Jugendbüro: Stadt macht Zugeständnisse
Jugendbüro: Stadt macht Zugeständnisse
Baden-Baden (red/sre) - Vertreter der Stadt haben sich nun mit den Betroffenen zusammengesetzt, um über die Zukunft des Kinder- und Jugendbüros zu beraten.

Die Verwaltung hatte bereits bis Ende Mai den Umzug des Kinder- und Jugendbüros aus der Stephanien- in die Hermannstraße geplant gehabt. Das hatte Diskussionen ausgelöst.

Nun trafen sich Vertreter von Jugendforum sowie Jugendverein Juba und Verantwortliche des städtischen Fachbereichs Bildung und Soziales an einem Tisch.

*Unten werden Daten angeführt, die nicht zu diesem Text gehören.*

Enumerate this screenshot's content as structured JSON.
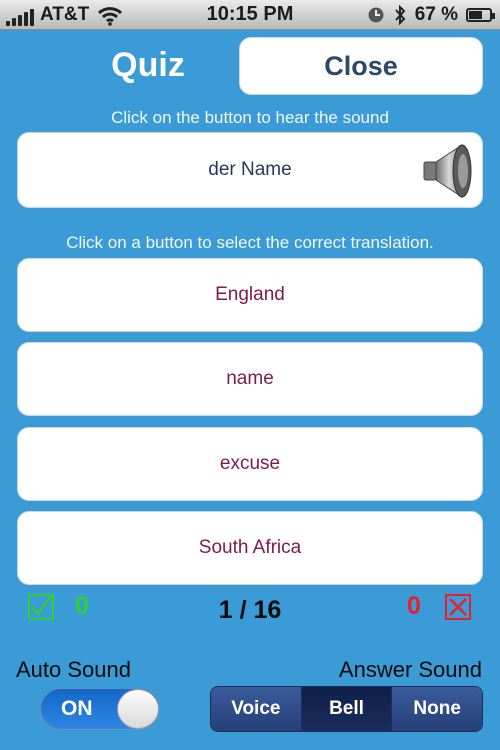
{
  "status_bar": {
    "carrier": "AT&T",
    "time": "10:15 PM",
    "battery": "67 %",
    "battery_level": 0.67,
    "icons": [
      "signal-icon",
      "wifi-icon",
      "clock-icon",
      "bluetooth-icon",
      "battery-icon"
    ]
  },
  "header": {
    "title": "Quiz",
    "close_label": "Close"
  },
  "prompt": {
    "hear_hint": "Click on the button to hear the sound",
    "word": "der Name",
    "speaker_icon": "speaker-icon"
  },
  "answers": {
    "hint": "Click on a button to select the correct translation.",
    "options": [
      "England",
      "name",
      "excuse",
      "South Africa"
    ]
  },
  "score": {
    "correct": "0",
    "progress": "1 / 16",
    "wrong": "0"
  },
  "settings": {
    "auto_sound_label": "Auto Sound",
    "auto_sound_state": "ON",
    "answer_sound_label": "Answer Sound",
    "answer_sound_options": [
      "Voice",
      "Bell",
      "None"
    ],
    "answer_sound_selected": "Bell"
  },
  "colors": {
    "background": "#3a9bd6",
    "answer_text": "#7d1b4c",
    "correct": "#2ed03a",
    "wrong": "#e8202a"
  }
}
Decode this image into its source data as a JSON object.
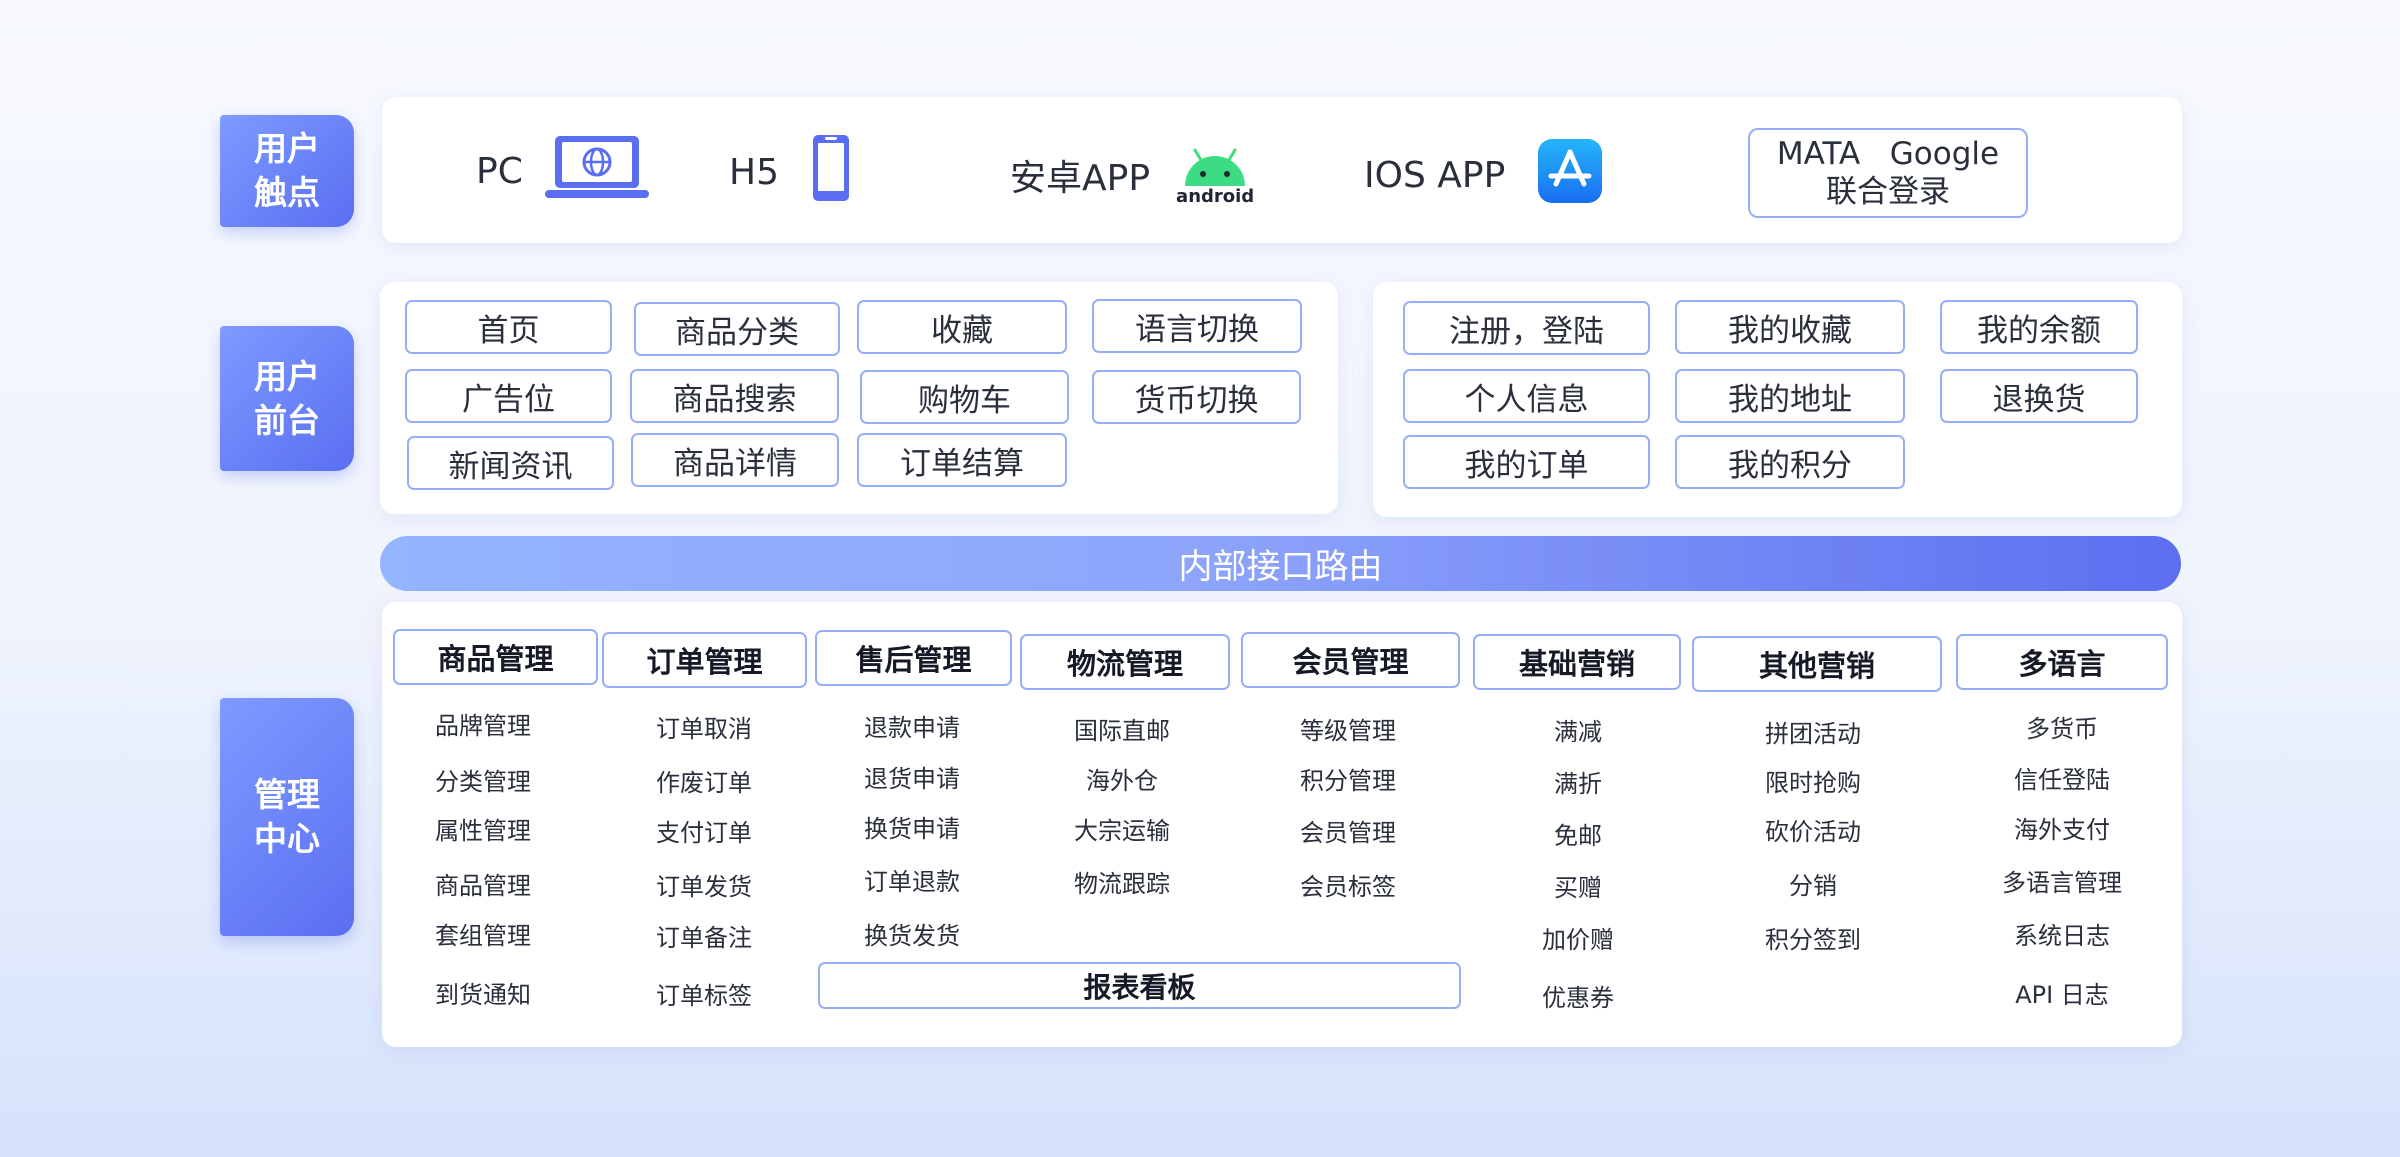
{
  "side_tabs": {
    "touch": "用户触点",
    "front": "用户前台",
    "admin": "管理中心"
  },
  "touchpoints": {
    "pc": "PC",
    "h5": "H5",
    "android": "安卓APP",
    "android_logo_text": "android",
    "ios": "IOS APP",
    "login_line1": "MATA   Google",
    "login_line2": "联合登录"
  },
  "front_left": [
    "首页",
    "商品分类",
    "收藏",
    "语言切换",
    "广告位",
    "商品搜索",
    "购物车",
    "货币切换",
    "新闻资讯",
    "商品详情",
    "订单结算"
  ],
  "front_right": [
    "注册，登陆",
    "我的收藏",
    "我的余额",
    "个人信息",
    "我的地址",
    "退换货",
    "我的订单",
    "我的积分"
  ],
  "route_bar": "内部接口路由",
  "modules": [
    {
      "title": "商品管理",
      "items": [
        "品牌管理",
        "分类管理",
        "属性管理",
        "商品管理",
        "套组管理",
        "到货通知"
      ]
    },
    {
      "title": "订单管理",
      "items": [
        "订单取消",
        "作废订单",
        "支付订单",
        "订单发货",
        "订单备注",
        "订单标签"
      ]
    },
    {
      "title": "售后管理",
      "items": [
        "退款申请",
        "退货申请",
        "换货申请",
        "订单退款",
        "换货发货"
      ]
    },
    {
      "title": "物流管理",
      "items": [
        "国际直邮",
        "海外仓",
        "大宗运输",
        "物流跟踪"
      ]
    },
    {
      "title": "会员管理",
      "items": [
        "等级管理",
        "积分管理",
        "会员管理",
        "会员标签"
      ]
    },
    {
      "title": "基础营销",
      "items": [
        "满减",
        "满折",
        "免邮",
        "买赠",
        "加价赠",
        "优惠券"
      ]
    },
    {
      "title": "其他营销",
      "items": [
        "拼团活动",
        "限时抢购",
        "砍价活动",
        "分销",
        "积分签到"
      ]
    },
    {
      "title": "多语言",
      "items": [
        "多货币",
        "信任登陆",
        "海外支付",
        "多语言管理",
        "系统日志",
        "API 日志"
      ]
    }
  ],
  "report_board": "报表看板",
  "colors": {
    "accent": "#5a6ef2",
    "border": "#97aef7",
    "android": "#3ddc84",
    "appstore": "#1a8cf0"
  }
}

Man sei sich einig gewesen, heißt es in einer Mitteilung der Stadt, dass die gute Zusammenarbeit zwischen Jugendforum, Juba e.V. und der Leitung des Kinder- und Jugendbüros beibehalten und weiter ausgebaut werden müsse.

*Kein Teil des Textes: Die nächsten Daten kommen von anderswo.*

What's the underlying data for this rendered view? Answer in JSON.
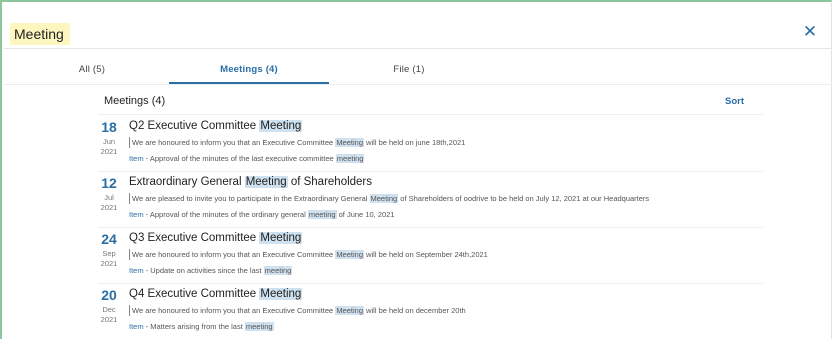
{
  "search": {
    "term": "Meeting"
  },
  "close_icon": "close-icon",
  "tabs": [
    {
      "label": "All (5)",
      "active": false
    },
    {
      "label": "Meetings (4)",
      "active": true
    },
    {
      "label": "File (1)",
      "active": false
    }
  ],
  "section": {
    "title": "Meetings (4)",
    "sort_label": "Sort"
  },
  "results": [
    {
      "day": "18",
      "month": "Jun",
      "year": "2021",
      "title_pre": "Q2 Executive Committee ",
      "title_hl": "Meeting",
      "title_post": "",
      "desc_pre": "We are honoured to inform you that an Executive Committee ",
      "desc_hl": "Meeting",
      "desc_post": " will be held on june 18th,2021",
      "item_label": "Item",
      "item_pre": " - Approval of the minutes of the last executive committee ",
      "item_hl": "meeting"
    },
    {
      "day": "12",
      "month": "Jul",
      "year": "2021",
      "title_pre": "Extraordinary General ",
      "title_hl": "Meeting",
      "title_post": " of Shareholders",
      "desc_pre": "We are pleased to invite you to participate in the Extraordinary General ",
      "desc_hl": "Meeting",
      "desc_post": " of Shareholders of oodrive to be held on July 12, 2021 at our Headquarters",
      "item_label": "Item",
      "item_pre": " - Approval of the minutes of the ordinary general ",
      "item_hl": "meeting",
      "item_post": " of June 10, 2021"
    },
    {
      "day": "24",
      "month": "Sep",
      "year": "2021",
      "title_pre": "Q3 Executive Committee ",
      "title_hl": "Meeting",
      "title_post": "",
      "desc_pre": "We are honoured to inform you that an Executive Committee ",
      "desc_hl": "Meeting",
      "desc_post": " will be held on September 24th,2021",
      "item_label": "Item",
      "item_pre": " - Update on activities since the last ",
      "item_hl": "meeting"
    },
    {
      "day": "20",
      "month": "Dec",
      "year": "2021",
      "title_pre": "Q4 Executive Committee ",
      "title_hl": "Meeting",
      "title_post": "",
      "desc_pre": "We are honoured to inform you that an Executive Committee ",
      "desc_hl": "Meeting",
      "desc_post": " will be held on december 20th",
      "item_label": "Item",
      "item_pre": " - Matters arising from the last ",
      "item_hl": "meeting"
    }
  ],
  "colors": {
    "accent": "#2a6ea6",
    "highlight": "#cfe0ef",
    "search_highlight": "#fdf6bf",
    "frame": "#8fc59a"
  }
}
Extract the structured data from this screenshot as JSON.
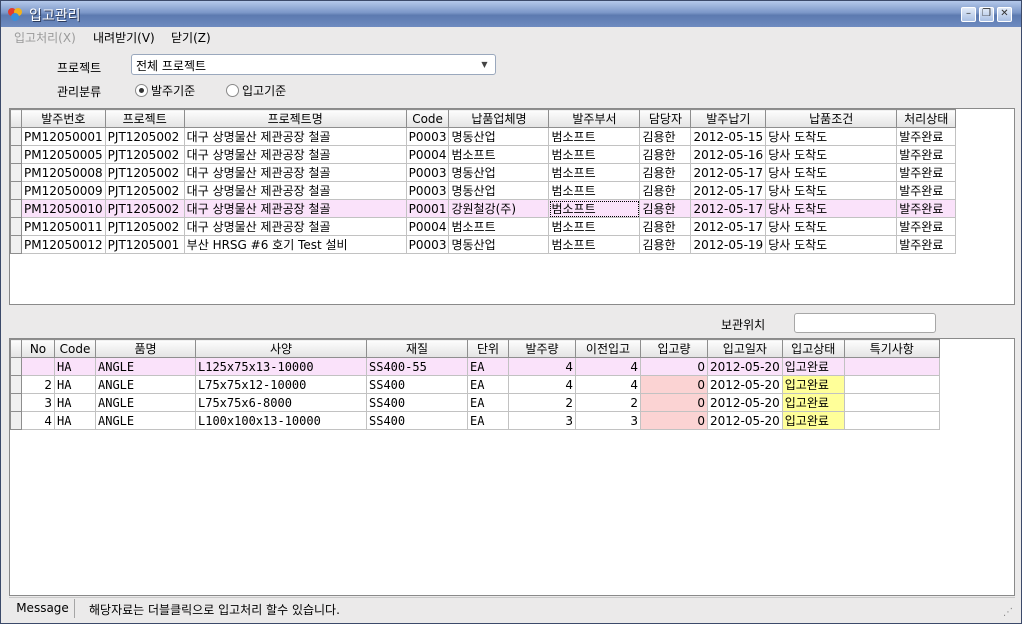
{
  "window": {
    "title": "입고관리"
  },
  "menu": [
    {
      "label": "입고처리(X)",
      "disabled": true
    },
    {
      "label": "내려받기(V)",
      "disabled": false
    },
    {
      "label": "닫기(Z)",
      "disabled": false
    }
  ],
  "filter": {
    "project_label": "프로젝트",
    "project_value": "전체 프로젝트",
    "class_label": "관리분류",
    "radio_order": "발주기준",
    "radio_receipt": "입고기준",
    "selected": "발주기준"
  },
  "orders": {
    "headers": [
      "발주번호",
      "프로젝트",
      "프로젝트명",
      "Code",
      "납품업체명",
      "발주부서",
      "담당자",
      "발주납기",
      "납품조건",
      "처리상태"
    ],
    "rows": [
      [
        "PM12050001",
        "PJT1205002",
        "대구 상명물산 제관공장 철골",
        "P0003",
        "명동산업",
        "범소프트",
        "김용한",
        "2012-05-15",
        "당사 도착도",
        "발주완료"
      ],
      [
        "PM12050005",
        "PJT1205002",
        "대구 상명물산 제관공장 철골",
        "P0004",
        "범소프트",
        "범소프트",
        "김용한",
        "2012-05-16",
        "당사 도착도",
        "발주완료"
      ],
      [
        "PM12050008",
        "PJT1205002",
        "대구 상명물산 제관공장 철골",
        "P0003",
        "명동산업",
        "범소프트",
        "김용한",
        "2012-05-17",
        "당사 도착도",
        "발주완료"
      ],
      [
        "PM12050009",
        "PJT1205002",
        "대구 상명물산 제관공장 철골",
        "P0003",
        "명동산업",
        "범소프트",
        "김용한",
        "2012-05-17",
        "당사 도착도",
        "발주완료"
      ],
      [
        "PM12050010",
        "PJT1205002",
        "대구 상명물산 제관공장 철골",
        "P0001",
        "강원철강(주)",
        "범소프트",
        "김용한",
        "2012-05-17",
        "당사 도착도",
        "발주완료"
      ],
      [
        "PM12050011",
        "PJT1205002",
        "대구 상명물산 제관공장 철골",
        "P0004",
        "범소프트",
        "범소프트",
        "김용한",
        "2012-05-17",
        "당사 도착도",
        "발주완료"
      ],
      [
        "PM12050012",
        "PJT1205001",
        "부산 HRSG #6 호기 Test 설비",
        "P0003",
        "명동산업",
        "범소프트",
        "김용한",
        "2012-05-19",
        "당사 도착도",
        "발주완료"
      ]
    ],
    "selected_row": 4
  },
  "storage": {
    "label": "보관위치",
    "value": ""
  },
  "details": {
    "headers": [
      "No",
      "Code",
      "품명",
      "사양",
      "재질",
      "단위",
      "발주량",
      "이전입고",
      "입고량",
      "입고일자",
      "입고상태",
      "특기사항"
    ],
    "rows": [
      [
        "",
        "HA",
        "ANGLE",
        "L125x75x13-10000",
        "SS400-55",
        "EA",
        "4",
        "4",
        "0",
        "2012-05-20",
        "입고완료",
        ""
      ],
      [
        "2",
        "HA",
        "ANGLE",
        "L75x75x12-10000",
        "SS400",
        "EA",
        "4",
        "4",
        "0",
        "2012-05-20",
        "입고완료",
        ""
      ],
      [
        "3",
        "HA",
        "ANGLE",
        "L75x75x6-8000",
        "SS400",
        "EA",
        "2",
        "2",
        "0",
        "2012-05-20",
        "입고완료",
        ""
      ],
      [
        "4",
        "HA",
        "ANGLE",
        "L100x100x13-10000",
        "SS400",
        "EA",
        "3",
        "3",
        "0",
        "2012-05-20",
        "입고완료",
        ""
      ]
    ]
  },
  "status": {
    "label": "Message",
    "text": "해당자료는 더블클릭으로 입고처리 할수 있습니다."
  },
  "colors": {
    "selected_row": "#fae2fa",
    "qty_cell": "#fbd3d3",
    "status_cell": "#ffff99"
  }
}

Konkret sei besprochen worden, dass sowohl der Raum für das Jugendforum als auch der Seminarraum in der Stephanienstraße langfristig für die Jugendarbeit zur Verfügung stehe. Die Verwaltung sicherte darüber hinaus zu, dass die Turnhalle in der Stephanienstraße auch künftig über das Kinder- und Jugendbüro verwaltet wird und den Jugendlichen zur Verfügung steht.

Um die Kommunikation zwischen Jugendlichen und Verwaltung zu sichern, wurde zudem vereinbart, dass an zwei bis drei Nachmittagen pro Woche ein Mitarbeiter des Kinder- und Jugendbüros vor Ort in der Stephanienstraße sein wird.

Wie berichtet, soll das Kinder- und Jugendbüro umziehen, während Jugendforum und Juba sowie der Jugendtreff Jube in der Stephanienstraße bleiben. Daran gab es Kritik, auch die Forderung, den Umzug zu stoppen, stand im Raum.